Personal information
- Nationality: Indian
- Born: 23 October 1970 (age 54) Spiti valley, India

Sport
- Sport: Archery

= Skalzang Dorje =

Indian archer (born 1970)

Skalzang Dorje (born 23 October 1970) is a former Indian archer. He competed in the men's individual and team events as a member of the India Olympic archery team at the 1996 Summer Olympics.

== Archery career ==
Overall, Dorje won 12 international medals and 32 national medals in his archery career.

In 1988, Dorje, Limba Ram, and Shyam Lal formed the Men's Team from India that won the gold medal in the Asian Archery Championships in Beijing. This was the first ever international gold medal in archery won by India.

In 1994, he won two silver medals at the National Games in Maharashtra, in the 70m and 90m categories.

In 1989, he stood 27th in the Men's Recurve event at the XXXVth Outdoor Target World Championship at Lausanne.

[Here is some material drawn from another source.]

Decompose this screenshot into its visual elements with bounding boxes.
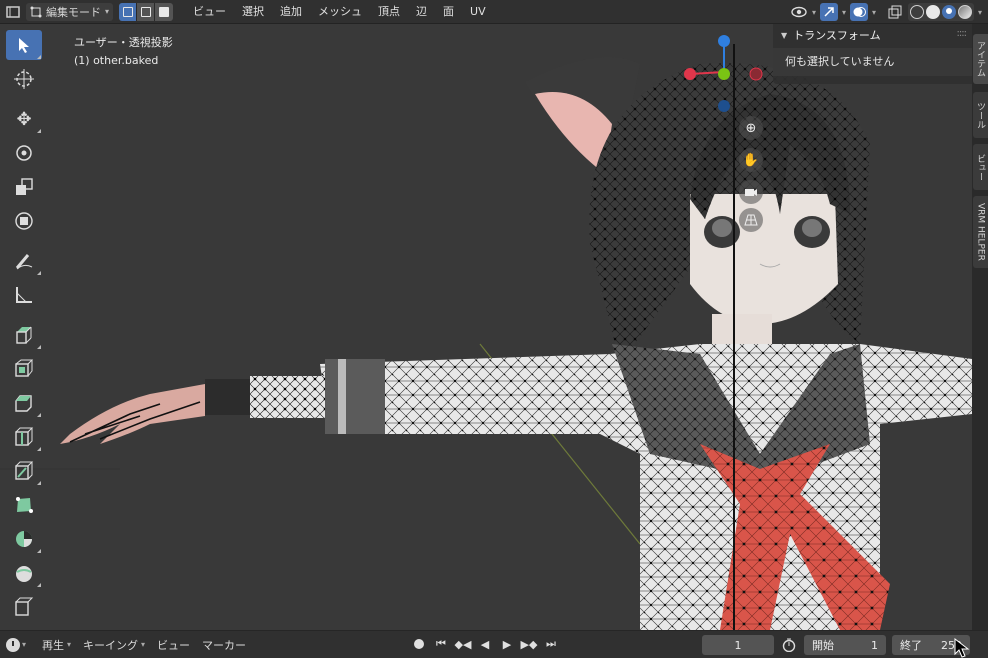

In 1996, he participated in the Summer Olympics at Atlanta. Dorje achieved the 14th place alongside India's Changte Lalremsanga and Limba Ram in the team event. He achieved the 47th place in the men's event, after losing to Italy's Matteo Bisiani.

== Personal life ==
Dorje hails from the Spiti valley (Himachal Pradesh, India), and lives in Kaza, Spiti valley. He serves as the person in-charge of the Youth Services and Sports Department, Spiti division, Lahaul-and-Spiti district. Alongside, Dorje runs Kaza's Deyzor Hotel with Karanbir Singh Bedi.